The "NetVanta Business Application Server," scalable to more than 200 concurrent calls, allows businesses to create cost-effective new apps using a graphical drag-and-drop service
creation environment.

It allows channel partners, service providers and IT and telecom professionals to quickly and easily create tailored communications services. The app server integrates with existing application databases.

It is useful as a standalone solution or can integrate with Microsoft OCS or IBM Lotus Sametime, for example. It also works with IMAP email servers and Google Gmail.

The new NetVanta products are all software applications using the Microsoft platform. The key decision for a buyer is whether it wants to "buy a new PBX" or "keep" what it already has.

If a firm has 10 to 100 users, it will tend to buy a new PBX. If it has 75 to 2,000 users per location, it also will tend to want the enterprise communications server.

The complete line includes a standards-based PBX, switch, router, firewall, voicemail, voice gateways, auto attendant, integrated messaging. The base package now supports as many as100 users. Larger organizations will use the enteprise communications server, using ADTRAN or Polycom handsets.

One advantage of the system is that it works with analog or IP business phone systems. More significantly, though, it allows rapid creation of vertical market apps.

In the real estate business, the "Talking House" application can be used to create automated logs of who is calling in to inquire about a property, or allow prospects to get information on any property an agent is showing, with the materials created directly by the agent.

Agents can have people contact them right away, listen to an IVR message or create marketing materials that can be faxed or emailed to people who want more information.

The same thing can be used by auto dealers to automate the process of car warranty notifications and doctor's offices can automate the reminder process.

"In a business office environment, customers can use unified messaging to provide more value, using our PBX or anybody else's," says Jeff Wissing, ADTRAN senior product manager.

"You can deliver a fax to a smartphhone, forward messages, read emails over the phone or harvest telephone numbers from existing directories and then place calls," says Wissing.

"If you listen to customers, you can create apps for them," Wissig says.
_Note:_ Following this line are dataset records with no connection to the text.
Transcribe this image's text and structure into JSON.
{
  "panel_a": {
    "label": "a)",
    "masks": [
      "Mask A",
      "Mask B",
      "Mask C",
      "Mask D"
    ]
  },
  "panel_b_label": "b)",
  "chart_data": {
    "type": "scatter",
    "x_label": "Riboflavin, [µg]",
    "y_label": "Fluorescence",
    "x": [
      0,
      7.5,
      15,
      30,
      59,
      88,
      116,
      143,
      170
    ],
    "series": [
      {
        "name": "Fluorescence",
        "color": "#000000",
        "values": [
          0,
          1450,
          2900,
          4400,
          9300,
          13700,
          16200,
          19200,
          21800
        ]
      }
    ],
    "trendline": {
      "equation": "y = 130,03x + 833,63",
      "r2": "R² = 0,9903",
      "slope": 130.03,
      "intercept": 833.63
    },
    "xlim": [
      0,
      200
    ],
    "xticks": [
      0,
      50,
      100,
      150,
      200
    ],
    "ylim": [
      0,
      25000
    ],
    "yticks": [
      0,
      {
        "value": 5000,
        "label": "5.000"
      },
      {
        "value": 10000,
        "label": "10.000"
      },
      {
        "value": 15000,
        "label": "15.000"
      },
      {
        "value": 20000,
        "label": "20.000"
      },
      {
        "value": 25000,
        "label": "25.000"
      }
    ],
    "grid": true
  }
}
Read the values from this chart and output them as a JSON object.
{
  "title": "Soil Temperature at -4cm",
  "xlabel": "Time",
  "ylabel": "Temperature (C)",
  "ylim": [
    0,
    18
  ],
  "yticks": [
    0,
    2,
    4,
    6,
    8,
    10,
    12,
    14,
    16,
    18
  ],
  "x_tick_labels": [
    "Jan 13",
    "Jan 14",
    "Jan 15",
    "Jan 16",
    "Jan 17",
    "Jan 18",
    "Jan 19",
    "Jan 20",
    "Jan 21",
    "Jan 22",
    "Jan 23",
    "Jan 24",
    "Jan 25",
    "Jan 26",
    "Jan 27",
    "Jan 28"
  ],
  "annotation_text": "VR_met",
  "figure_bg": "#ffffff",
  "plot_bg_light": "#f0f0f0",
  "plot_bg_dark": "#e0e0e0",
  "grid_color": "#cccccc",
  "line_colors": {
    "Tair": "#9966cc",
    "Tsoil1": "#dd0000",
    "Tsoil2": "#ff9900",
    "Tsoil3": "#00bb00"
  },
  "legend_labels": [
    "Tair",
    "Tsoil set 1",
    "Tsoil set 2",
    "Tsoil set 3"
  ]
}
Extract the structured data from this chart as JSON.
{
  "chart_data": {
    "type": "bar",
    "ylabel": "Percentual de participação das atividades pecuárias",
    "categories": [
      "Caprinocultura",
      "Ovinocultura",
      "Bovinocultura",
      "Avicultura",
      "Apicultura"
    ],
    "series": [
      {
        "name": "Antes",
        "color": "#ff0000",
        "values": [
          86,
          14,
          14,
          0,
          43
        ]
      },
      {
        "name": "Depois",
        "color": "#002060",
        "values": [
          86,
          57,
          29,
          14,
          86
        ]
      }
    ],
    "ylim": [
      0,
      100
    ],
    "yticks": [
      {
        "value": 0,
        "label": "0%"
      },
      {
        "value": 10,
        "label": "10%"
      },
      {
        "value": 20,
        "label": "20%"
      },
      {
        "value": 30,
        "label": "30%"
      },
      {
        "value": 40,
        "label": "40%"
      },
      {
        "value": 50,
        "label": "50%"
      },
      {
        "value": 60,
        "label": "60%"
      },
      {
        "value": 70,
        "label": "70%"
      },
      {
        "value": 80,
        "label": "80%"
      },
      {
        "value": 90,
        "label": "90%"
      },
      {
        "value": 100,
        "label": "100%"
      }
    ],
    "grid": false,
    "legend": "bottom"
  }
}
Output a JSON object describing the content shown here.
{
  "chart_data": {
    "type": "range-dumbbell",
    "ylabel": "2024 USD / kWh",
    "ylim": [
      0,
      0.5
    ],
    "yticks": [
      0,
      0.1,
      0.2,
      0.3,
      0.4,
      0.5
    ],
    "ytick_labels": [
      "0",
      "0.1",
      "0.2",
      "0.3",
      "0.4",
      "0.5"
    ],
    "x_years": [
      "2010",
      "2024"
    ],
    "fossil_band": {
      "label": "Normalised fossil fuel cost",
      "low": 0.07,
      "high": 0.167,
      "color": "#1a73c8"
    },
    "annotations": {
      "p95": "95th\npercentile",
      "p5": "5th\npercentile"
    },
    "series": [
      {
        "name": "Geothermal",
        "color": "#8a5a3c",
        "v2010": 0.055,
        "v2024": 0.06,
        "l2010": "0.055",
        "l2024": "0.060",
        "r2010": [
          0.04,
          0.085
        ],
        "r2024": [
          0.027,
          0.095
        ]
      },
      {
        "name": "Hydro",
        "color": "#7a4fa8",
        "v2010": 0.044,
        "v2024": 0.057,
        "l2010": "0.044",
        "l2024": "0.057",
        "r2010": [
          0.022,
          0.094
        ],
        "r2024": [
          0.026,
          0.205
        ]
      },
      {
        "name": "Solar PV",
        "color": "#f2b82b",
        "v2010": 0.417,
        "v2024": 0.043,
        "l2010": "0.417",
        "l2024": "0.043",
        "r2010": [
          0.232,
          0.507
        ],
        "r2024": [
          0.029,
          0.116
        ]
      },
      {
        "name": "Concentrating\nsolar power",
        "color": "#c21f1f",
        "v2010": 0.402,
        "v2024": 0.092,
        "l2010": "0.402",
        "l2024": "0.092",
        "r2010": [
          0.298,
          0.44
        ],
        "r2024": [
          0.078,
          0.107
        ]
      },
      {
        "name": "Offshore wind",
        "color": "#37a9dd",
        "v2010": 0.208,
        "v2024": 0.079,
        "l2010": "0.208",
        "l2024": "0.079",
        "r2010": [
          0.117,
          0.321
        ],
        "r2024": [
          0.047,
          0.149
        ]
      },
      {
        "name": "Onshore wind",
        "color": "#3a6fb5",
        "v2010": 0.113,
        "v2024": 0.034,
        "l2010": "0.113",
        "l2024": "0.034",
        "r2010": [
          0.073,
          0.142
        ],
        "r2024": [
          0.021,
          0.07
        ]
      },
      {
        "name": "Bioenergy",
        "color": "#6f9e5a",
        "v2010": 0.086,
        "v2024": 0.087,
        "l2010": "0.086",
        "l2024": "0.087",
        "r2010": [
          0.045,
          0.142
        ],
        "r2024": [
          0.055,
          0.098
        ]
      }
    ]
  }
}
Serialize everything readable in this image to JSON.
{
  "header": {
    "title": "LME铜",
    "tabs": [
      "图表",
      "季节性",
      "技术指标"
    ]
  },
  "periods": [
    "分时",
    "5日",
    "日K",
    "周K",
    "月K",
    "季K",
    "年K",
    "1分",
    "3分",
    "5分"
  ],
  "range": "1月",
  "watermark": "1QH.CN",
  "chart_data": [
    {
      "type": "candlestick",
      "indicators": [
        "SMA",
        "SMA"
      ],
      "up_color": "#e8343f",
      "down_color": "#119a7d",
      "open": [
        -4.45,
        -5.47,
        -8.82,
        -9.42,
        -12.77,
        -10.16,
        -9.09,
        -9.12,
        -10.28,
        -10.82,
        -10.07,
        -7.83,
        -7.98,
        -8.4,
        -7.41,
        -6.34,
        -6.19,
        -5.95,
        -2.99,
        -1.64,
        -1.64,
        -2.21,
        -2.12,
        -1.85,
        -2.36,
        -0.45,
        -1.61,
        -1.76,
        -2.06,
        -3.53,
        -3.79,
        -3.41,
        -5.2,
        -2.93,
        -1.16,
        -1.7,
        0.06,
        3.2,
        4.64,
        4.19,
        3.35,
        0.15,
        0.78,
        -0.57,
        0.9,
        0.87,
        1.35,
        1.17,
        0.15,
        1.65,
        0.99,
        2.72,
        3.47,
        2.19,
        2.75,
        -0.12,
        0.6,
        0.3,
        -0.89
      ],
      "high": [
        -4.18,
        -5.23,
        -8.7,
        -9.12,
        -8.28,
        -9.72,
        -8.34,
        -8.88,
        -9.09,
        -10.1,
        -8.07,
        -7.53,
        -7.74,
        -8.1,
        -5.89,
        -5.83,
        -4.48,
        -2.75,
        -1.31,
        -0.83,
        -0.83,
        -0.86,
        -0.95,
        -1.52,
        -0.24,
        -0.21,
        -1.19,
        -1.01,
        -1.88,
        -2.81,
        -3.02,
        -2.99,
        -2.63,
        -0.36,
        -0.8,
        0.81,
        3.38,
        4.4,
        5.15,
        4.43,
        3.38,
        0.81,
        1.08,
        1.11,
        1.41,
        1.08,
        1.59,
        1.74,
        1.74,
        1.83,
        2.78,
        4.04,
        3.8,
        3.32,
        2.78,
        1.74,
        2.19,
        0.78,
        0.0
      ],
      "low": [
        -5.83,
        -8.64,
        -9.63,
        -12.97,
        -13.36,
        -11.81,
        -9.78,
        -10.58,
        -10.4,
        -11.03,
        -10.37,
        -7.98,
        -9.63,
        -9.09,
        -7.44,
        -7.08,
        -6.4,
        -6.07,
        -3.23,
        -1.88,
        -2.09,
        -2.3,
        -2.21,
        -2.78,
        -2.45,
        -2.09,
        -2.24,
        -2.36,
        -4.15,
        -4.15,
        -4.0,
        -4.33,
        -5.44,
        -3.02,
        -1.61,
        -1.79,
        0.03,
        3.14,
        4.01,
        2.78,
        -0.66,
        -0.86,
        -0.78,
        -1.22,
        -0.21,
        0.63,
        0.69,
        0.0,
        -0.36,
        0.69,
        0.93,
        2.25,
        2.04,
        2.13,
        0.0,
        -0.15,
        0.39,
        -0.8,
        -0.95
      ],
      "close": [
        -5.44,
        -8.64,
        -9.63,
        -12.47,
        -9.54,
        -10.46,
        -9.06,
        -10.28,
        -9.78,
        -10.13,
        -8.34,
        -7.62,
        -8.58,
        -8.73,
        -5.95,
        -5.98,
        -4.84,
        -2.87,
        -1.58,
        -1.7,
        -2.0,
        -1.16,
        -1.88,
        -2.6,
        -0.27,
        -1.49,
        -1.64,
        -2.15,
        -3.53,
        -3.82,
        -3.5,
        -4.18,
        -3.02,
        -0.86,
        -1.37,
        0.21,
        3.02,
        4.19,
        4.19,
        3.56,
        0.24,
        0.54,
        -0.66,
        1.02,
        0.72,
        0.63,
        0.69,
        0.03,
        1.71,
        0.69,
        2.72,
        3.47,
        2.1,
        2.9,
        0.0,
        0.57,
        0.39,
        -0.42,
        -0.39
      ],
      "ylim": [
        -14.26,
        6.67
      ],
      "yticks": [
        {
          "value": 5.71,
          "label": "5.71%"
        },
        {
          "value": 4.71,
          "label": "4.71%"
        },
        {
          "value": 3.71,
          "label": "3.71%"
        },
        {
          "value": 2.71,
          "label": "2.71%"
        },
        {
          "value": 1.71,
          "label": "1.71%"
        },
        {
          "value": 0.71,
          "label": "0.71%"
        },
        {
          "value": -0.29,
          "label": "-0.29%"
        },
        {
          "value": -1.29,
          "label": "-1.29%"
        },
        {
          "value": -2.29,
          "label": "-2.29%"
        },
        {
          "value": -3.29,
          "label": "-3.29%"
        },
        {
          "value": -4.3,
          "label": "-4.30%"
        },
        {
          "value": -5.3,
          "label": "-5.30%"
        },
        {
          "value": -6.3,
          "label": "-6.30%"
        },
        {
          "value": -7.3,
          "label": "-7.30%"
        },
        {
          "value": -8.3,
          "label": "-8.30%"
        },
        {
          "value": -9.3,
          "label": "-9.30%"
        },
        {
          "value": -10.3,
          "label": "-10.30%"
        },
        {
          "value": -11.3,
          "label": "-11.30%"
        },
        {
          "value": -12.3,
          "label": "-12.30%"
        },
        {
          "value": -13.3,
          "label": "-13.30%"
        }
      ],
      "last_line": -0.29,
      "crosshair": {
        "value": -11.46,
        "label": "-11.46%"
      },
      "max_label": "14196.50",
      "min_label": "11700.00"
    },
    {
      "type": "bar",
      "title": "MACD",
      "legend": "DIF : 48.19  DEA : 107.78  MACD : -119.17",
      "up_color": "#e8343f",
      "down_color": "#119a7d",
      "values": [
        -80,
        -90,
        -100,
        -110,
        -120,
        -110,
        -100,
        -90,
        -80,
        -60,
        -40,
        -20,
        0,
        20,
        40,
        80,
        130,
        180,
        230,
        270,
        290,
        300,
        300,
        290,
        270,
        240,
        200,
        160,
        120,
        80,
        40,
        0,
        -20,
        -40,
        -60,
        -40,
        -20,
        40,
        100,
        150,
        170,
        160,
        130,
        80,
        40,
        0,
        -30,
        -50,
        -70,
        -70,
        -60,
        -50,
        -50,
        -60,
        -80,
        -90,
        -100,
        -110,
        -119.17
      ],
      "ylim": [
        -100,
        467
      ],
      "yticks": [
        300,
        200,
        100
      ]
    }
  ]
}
In some cases it might take only minutes, it other cases a few hours to create an app. Once a reseller learns the environment, the reseller can use the tools to create all sorts of templates for their end users.

The whole idea is to "make it very personal and customized," he says.

"Customized services are a big draw and makes end users very sticky," Wissig notes. "It very often is faster to spend an hour to build a prototype service, and then have the customer use it, than to explain what a user might do."

"We had a B2B call center and built a prototype in 15 minutes to show how the solution would work," Wissig says. The customer got a payback on the system within 30 days, he says.

"In every organization there are ROI opportunities with UC that are lurking, just waiting to be discovered," says Wissing. "You just have to know how to find them."

A manufacturer of personalized items such as rubber stamps, signs and business cards might create an IVR application that provides 7/24 order status to customers with small orders, allowing their call attendants to concentrate on providing personal service to larger customers.

A wallpaper manufacturer might use an IVR application to provide product availability and pricing to their resellers based on their membership level in their reseller program, providing reliable 7/24 service without the need for call takers.

A large multi-national company might use an application that reliably redirects after-hours calls for support to the cell phones or even home numbers of on-duty support staff, eliminating the need for physical staffing of an after-hours call center.

A video store might allow callers to place orders 7/24 without the need for an after-hours service team.